19. Blind Guardian – The God Machine

Es ist doch sehr interessant wie sich Fantasie und Realität an manchen Punkten überschneiden. Im Kontext des neuen Blind Guardian Albums zeichnen der Titel, die Cyberpunk-Storyline des fantastischen Artworks und vor allem die Texte zwar zum Großteil das Bild einer Dystopie, zeigen aber auch ein realitätsnahes Abbild einer zerbröckelnden Gesellschaft. Das beginnt mit der zutiefst menschlichen Hoffnung, dass eine wie auch immer geartete Führung das Leben in geordnete und vermeintlich lebenswerte Bahnen lenken könnte („Deliver Us From Evil“), geht soweit, dass purer Egoismus zur staatlichen Gottheit verklärt wird („Secrets Of The American Gods“), bevor „Life Beyond The Spheres“ von der Gewissheit nicht irdischen Lebens erzählt. Im Grunde könnte „The God Machine“ als Interpretation der Geschichte unserer sog. Zivilisation durchgehen. Natürlich sind die Texte immer noch in gewohnt fantastischem Stil gehalten der reichlich Raum für Interpretationen lässt, aber Songs wie „Architects of Doom“ könnten doch sehr treffend als Beschreibung einer möglichen Intention hinter den Argumenten verstanden werden, welche die letzten Jahre von Seiten sog. Regierungen zur gesellschaftlichen Vollkatastrophe gemacht haben. Da passt es auch gut ins Bild, dass Blind Guardian auf „The God Machine“ wieder um einiges härter zu Werke gehen und den Bombast merklich zurückgefahren haben. Insofern ist dieses Album auch als eine Reaktion auf den 2015er Vorgänger „Beyond The Red Mirror“ und vor allem das Orchesterwerk „Legacy Of The Dark Lands“ zu werten. Denn was auf diesen beiden Alben jeweils zur Perfektion in jeglicher Hinsicht getrieben wurde (Story, Bombast und die Vermischung von beidem) wurde auf dem aktuellen Werk merklich reduziert (orchestraler Bombast findet sich nur vereinzelt in den neuen Songs), bzw. hat eine andere Ausrichtung bekommen. Inwieweit das als Rückbesinnung oder eigene Neuerfindung gewertet werden kann, darf natürlich diskutiert werden. Fest steht, dass Blind Guardian auf diesem Album in erster Linie vom eigenen Schaffen inspiriert sind und sich trotzdem (oder gerade deswegen) ein Stück weit neu erfunden haben.

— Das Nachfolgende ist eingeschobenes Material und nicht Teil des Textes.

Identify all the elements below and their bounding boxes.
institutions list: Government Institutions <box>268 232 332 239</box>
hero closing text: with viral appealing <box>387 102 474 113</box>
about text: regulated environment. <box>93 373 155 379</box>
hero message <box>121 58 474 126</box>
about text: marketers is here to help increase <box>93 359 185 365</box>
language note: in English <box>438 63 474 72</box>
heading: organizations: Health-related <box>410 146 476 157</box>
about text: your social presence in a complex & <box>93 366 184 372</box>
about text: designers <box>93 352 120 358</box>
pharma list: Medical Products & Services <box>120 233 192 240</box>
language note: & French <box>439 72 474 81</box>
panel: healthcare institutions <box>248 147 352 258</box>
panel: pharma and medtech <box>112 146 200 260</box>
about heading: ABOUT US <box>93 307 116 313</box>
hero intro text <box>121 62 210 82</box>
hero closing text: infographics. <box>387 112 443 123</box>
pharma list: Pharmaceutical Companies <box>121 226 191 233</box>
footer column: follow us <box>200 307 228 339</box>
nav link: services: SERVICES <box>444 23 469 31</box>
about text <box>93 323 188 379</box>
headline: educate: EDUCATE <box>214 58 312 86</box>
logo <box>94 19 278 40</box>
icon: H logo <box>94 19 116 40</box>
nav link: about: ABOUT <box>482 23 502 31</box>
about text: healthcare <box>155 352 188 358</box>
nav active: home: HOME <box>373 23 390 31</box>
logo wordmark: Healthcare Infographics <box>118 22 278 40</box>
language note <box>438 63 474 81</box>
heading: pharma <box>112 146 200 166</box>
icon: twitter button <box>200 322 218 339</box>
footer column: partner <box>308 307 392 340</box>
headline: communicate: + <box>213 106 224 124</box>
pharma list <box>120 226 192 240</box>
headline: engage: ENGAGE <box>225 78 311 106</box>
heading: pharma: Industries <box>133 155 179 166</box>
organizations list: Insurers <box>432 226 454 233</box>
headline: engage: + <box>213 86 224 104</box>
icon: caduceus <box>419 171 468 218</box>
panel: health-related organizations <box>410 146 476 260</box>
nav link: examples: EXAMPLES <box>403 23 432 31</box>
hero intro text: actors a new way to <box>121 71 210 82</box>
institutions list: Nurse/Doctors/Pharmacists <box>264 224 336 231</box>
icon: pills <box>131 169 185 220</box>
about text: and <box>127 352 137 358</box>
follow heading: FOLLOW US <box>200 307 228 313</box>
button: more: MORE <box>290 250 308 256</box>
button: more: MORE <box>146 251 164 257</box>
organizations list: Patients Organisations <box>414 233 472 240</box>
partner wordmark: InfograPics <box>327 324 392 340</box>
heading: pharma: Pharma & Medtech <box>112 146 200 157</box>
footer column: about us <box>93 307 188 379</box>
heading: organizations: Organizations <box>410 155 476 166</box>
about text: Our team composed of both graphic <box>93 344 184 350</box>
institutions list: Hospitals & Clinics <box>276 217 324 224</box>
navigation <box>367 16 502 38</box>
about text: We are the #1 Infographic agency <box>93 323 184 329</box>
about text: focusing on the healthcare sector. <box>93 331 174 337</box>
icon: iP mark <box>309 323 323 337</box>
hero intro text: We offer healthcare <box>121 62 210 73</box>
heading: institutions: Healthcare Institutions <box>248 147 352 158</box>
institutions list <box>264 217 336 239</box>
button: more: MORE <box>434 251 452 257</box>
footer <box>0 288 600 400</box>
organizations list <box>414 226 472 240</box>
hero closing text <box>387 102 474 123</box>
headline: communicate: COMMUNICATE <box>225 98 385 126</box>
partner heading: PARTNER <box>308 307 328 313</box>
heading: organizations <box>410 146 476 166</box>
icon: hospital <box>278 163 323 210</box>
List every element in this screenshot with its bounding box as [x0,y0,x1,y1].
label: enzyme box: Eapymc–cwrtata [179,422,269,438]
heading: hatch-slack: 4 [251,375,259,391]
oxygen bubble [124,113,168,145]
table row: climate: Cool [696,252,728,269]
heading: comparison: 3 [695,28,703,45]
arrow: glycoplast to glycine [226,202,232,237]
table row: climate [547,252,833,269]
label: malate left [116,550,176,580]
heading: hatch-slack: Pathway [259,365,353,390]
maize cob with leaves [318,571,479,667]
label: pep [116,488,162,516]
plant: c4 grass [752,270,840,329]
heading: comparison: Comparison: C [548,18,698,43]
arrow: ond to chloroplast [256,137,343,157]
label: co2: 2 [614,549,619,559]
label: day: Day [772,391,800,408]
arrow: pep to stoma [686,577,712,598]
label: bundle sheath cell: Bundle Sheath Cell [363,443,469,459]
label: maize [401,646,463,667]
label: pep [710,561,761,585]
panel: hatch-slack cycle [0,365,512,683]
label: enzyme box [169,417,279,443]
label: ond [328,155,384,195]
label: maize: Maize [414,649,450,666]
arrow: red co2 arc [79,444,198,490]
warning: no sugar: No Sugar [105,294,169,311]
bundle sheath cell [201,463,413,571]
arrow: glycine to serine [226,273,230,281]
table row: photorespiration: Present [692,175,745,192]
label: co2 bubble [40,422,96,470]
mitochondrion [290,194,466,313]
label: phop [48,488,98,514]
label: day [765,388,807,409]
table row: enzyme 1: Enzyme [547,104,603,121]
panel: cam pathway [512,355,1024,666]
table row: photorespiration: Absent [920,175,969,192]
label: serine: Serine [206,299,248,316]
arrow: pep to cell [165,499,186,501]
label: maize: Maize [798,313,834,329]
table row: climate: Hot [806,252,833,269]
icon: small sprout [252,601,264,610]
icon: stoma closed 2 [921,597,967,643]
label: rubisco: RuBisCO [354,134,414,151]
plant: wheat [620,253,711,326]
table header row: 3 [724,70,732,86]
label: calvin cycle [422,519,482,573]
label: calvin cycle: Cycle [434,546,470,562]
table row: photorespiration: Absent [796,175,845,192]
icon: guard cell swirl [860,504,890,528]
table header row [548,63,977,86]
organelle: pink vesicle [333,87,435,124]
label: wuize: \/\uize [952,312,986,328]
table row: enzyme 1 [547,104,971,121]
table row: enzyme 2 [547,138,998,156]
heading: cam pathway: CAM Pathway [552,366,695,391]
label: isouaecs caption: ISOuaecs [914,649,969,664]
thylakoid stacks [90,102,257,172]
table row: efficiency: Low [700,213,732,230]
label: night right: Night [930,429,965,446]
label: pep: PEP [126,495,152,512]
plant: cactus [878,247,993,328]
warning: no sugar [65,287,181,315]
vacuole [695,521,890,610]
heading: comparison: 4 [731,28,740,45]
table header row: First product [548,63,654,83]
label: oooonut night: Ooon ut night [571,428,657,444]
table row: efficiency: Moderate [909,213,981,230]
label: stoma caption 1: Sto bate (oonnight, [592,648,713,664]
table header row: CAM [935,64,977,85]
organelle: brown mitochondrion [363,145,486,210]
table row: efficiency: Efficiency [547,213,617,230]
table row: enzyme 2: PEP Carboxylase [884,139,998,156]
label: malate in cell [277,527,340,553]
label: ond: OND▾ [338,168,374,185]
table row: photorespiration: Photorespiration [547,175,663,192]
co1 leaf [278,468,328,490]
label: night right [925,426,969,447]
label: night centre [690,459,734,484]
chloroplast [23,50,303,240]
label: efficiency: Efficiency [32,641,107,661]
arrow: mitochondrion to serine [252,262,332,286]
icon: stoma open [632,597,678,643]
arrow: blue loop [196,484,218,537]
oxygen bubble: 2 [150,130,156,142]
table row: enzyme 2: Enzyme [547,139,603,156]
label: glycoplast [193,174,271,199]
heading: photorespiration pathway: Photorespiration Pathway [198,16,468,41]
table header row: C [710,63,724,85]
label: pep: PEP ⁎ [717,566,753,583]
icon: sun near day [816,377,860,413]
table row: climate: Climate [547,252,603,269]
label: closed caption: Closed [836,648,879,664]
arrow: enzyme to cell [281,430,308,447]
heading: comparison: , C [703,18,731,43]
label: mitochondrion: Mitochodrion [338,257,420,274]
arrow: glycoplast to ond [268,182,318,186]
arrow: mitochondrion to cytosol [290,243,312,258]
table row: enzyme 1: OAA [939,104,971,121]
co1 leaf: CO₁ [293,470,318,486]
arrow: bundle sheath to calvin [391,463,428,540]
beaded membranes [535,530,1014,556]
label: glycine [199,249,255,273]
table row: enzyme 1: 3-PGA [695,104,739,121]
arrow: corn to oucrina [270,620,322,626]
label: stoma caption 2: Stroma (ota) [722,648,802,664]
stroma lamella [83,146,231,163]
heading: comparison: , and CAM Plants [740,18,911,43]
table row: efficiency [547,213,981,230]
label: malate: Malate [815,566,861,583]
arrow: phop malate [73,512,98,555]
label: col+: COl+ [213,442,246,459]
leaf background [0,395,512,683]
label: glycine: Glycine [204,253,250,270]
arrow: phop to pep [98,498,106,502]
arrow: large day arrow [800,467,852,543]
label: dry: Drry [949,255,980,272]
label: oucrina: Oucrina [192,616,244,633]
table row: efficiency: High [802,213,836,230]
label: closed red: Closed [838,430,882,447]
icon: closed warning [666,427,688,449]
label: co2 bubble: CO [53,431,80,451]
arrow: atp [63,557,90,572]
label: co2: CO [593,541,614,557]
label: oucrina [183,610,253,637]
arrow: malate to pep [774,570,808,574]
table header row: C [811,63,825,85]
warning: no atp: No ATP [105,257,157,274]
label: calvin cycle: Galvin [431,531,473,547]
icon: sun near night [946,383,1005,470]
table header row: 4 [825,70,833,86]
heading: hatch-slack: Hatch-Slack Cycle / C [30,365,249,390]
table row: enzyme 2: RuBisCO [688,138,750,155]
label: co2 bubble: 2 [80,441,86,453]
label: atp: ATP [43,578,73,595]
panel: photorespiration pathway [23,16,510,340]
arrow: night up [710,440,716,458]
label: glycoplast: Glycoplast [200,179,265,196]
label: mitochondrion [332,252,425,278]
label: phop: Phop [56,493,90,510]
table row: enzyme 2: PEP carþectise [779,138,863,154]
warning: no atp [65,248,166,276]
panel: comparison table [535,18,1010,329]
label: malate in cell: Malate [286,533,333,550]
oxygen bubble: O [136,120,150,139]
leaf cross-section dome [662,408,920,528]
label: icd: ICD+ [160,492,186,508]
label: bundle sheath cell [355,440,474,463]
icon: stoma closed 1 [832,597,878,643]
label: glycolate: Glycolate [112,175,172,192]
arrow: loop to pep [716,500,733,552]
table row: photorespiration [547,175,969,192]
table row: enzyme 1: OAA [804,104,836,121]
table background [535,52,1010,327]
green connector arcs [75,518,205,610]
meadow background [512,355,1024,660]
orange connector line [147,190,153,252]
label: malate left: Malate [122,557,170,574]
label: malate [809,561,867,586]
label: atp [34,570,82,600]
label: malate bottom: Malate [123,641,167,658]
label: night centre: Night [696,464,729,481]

20. Belphegor – The Devils

Angesichts dessen, dass Belphegor seit jeher monumentalste Black/Death Metal-Perversion abliefern und man doch stets relativ gut weiß was man von einem neuen Album erwarten kann/darf, ist es doch interessant wie sich an jeder Scheibe der Österreicher immer wieder die Geister scheiden. Dem einen ist das Image zu aufgesetzt, dem anderen ist Helmuths Auftreten zu grotesk, aber wirklich substanzielle Kritik an der Musik findet sich kaum. Wie auch? Die Herren sind seit einer Ewigkeit eine feste Größe in der Szene und variieren ihren Sound stets nur in Nuancen, ohne sich aber zu wiederholen. Das alleine ist angesichts der Beständigkeit der Band schon eine nennenswerte Leistung. „The Devils“ macht dieses Jahr das diabolische Dutzend der Diskografie voll und bietet genau das was man von Belphegor haben will. Vielleicht schlägt das Pendel wieder ein wenig mehr gen Schwarzmetall aus, aber das sind marginale Details. Vielmehr sind es auch diesmal wieder die fiesen Melodien, die Songs wie das rasende „Totentanz-Dance Macabre“ oder auch den erhabenen Black Metal-Schleifer „Glorifizierung des Teufels“ zu eindringlichen Kleinoden extremer Musik machen. Mit hypnotischen Leads und einer fast sakralen Stimmung, bietet „Virtus Asinaria – Prayer“ feierliche Finstermusik, wie sie kaum eindringlicher sein könnte, ehe „Kingdom of Cold Flesh“ in den Knüppelmodus schaltet und dank flirrenden Gitarrenmelodien, eisig-scharfkantigen Screams, tiefen Growls und dem ein- oder anderen choralen Zusatz, als fieser Sturm durch die Ohren pfeift. Auch „Ritus Incendium Diabolus“ hat dieses sakrale Element, wirkt aber noch einen Tick wahnsinniger und fräst sich beständig ins Langzeitgedächtnis. Nachdem „Creature of Fire“ ein andächtiges, aber doch martialisch-gewaltiges Outro abgibt, folgt mit „Blackest Sabbath 1997“ noch ein Bonusschmankerl. Hier wurden „Blutsabbath“ und „Blackest Ecstasy“ vom 1997er Album „Blutsabbath“ als Hybridversion neu eingespielt und schneiden sich als brutal-fieses Finale in die Gehörgänge. Belphegor bleiben sich auch auf Album Nr. zwölf treu und halten eine unheilige, perverse, aber musikalisch über jeden Zweifel erhabene schwarze Messe ab.